2025年02月01日 23時27分16秒 | 洋画2020年

 ◇林檎とポラロイド(Mlla)

 

 ほ~『スカボロー・フェア』から始まるのがちょっと意外だった。

 アリス・セリベタリスがバスの中でいきなり覚醒するのと同時に、記憶喪失になってるのにも気がつくっていう出だしは好い。

 で、記憶回復プログラムを遂行してゆくうちに、ダンスホールに行って、酔いどれて、誰か誘ってトイレでその場限りのセックスをしろと、まあ、つぎつぎに指令が下ってくるんだけど、こんなことで記憶が回復するとはおもえない。それにしても、洋画はほんとにトイレでセックスする場面が多いなあ。

 淡泊な映画なんだけど、その単調さは飽きてくる。つまんないなあとおもうこともしばしば出てくる。

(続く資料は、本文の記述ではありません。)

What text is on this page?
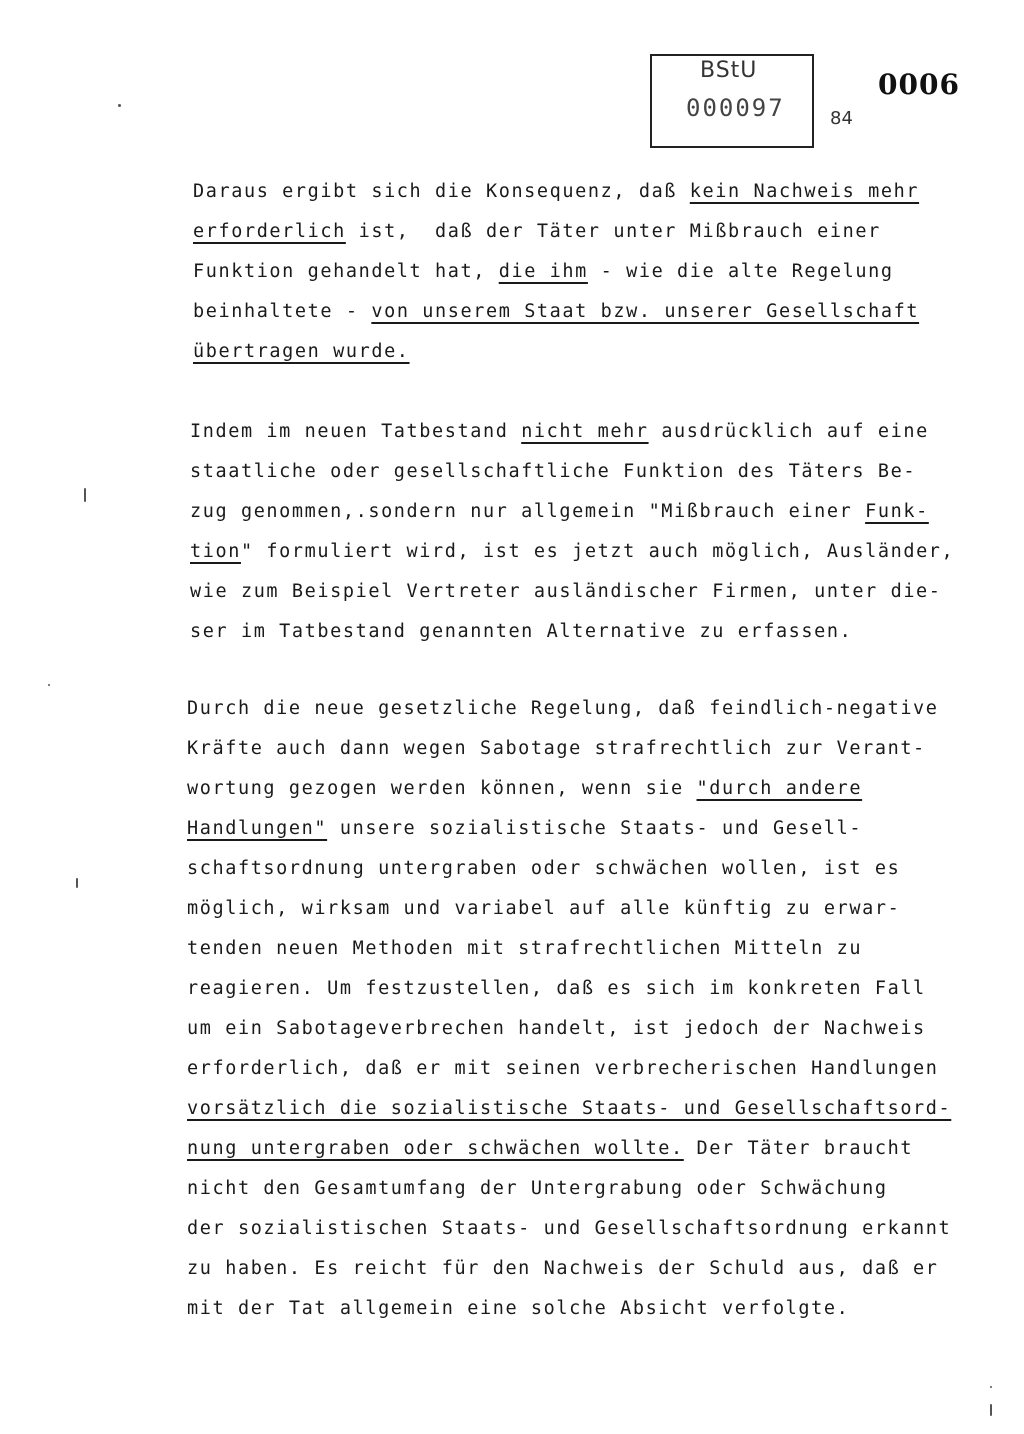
BStU
000097	84
0006
Daraus ergibt sich die Konsequenz, daß kein Nachweis mehr
erforderlich ist,  daß der Täter unter Mißbrauch einer
Funktion gehandelt hat, die ihm - wie die alte Regelung
beinhaltete - von unserem Staat bzw. unserer Gesellschaft
übertragen wurde.
Indem im neuen Tatbestand nicht mehr ausdrücklich auf eine
staatliche oder gesellschaftliche Funktion des Täters Be-
zug genommen,.sondern nur allgemein "Mißbrauch einer Funk-
tion" formuliert wird, ist es jetzt auch möglich, Ausländer,
wie zum Beispiel Vertreter ausländischer Firmen, unter die-
ser im Tatbestand genannten Alternative zu erfassen.
Durch die neue gesetzliche Regelung, daß feindlich-negative
Kräfte auch dann wegen Sabotage strafrechtlich zur Verant-
wortung gezogen werden können, wenn sie "durch andere
Handlungen" unsere sozialistische Staats- und Gesell-
schaftsordnung untergraben oder schwächen wollen, ist es
möglich, wirksam und variabel auf alle künftig zu erwar-
tenden neuen Methoden mit strafrechtlichen Mitteln zu
reagieren. Um festzustellen, daß es sich im konkreten Fall
um ein Sabotageverbrechen handelt, ist jedoch der Nachweis
erforderlich, daß er mit seinen verbrecherischen Handlungen
vorsätzlich die sozialistische Staats- und Gesellschaftsord-
nung untergraben oder schwächen wollte. Der Täter braucht
nicht den Gesamtumfang der Untergrabung oder Schwächung
der sozialistischen Staats- und Gesellschaftsordnung erkannt
zu haben. Es reicht für den Nachweis der Schuld aus, daß er
mit der Tat allgemein eine solche Absicht verfolgte.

 ちなみに、林檎は記憶に効くらしい。なるほど、それで食卓に林檎が出されているのか。これ、ほんとに記憶喪失だったのかどうか、ほんとはなにもかもおぼえていて、過去の自分を消し去るために徹底して記憶を失くしたように見せているんじゃないのか、と考えることもできるんだけど、それについては、監督のクリストス・ニクはまるで語らない。才能はおそらくあるんだろうけど、商業的なものは好まないのかなあ。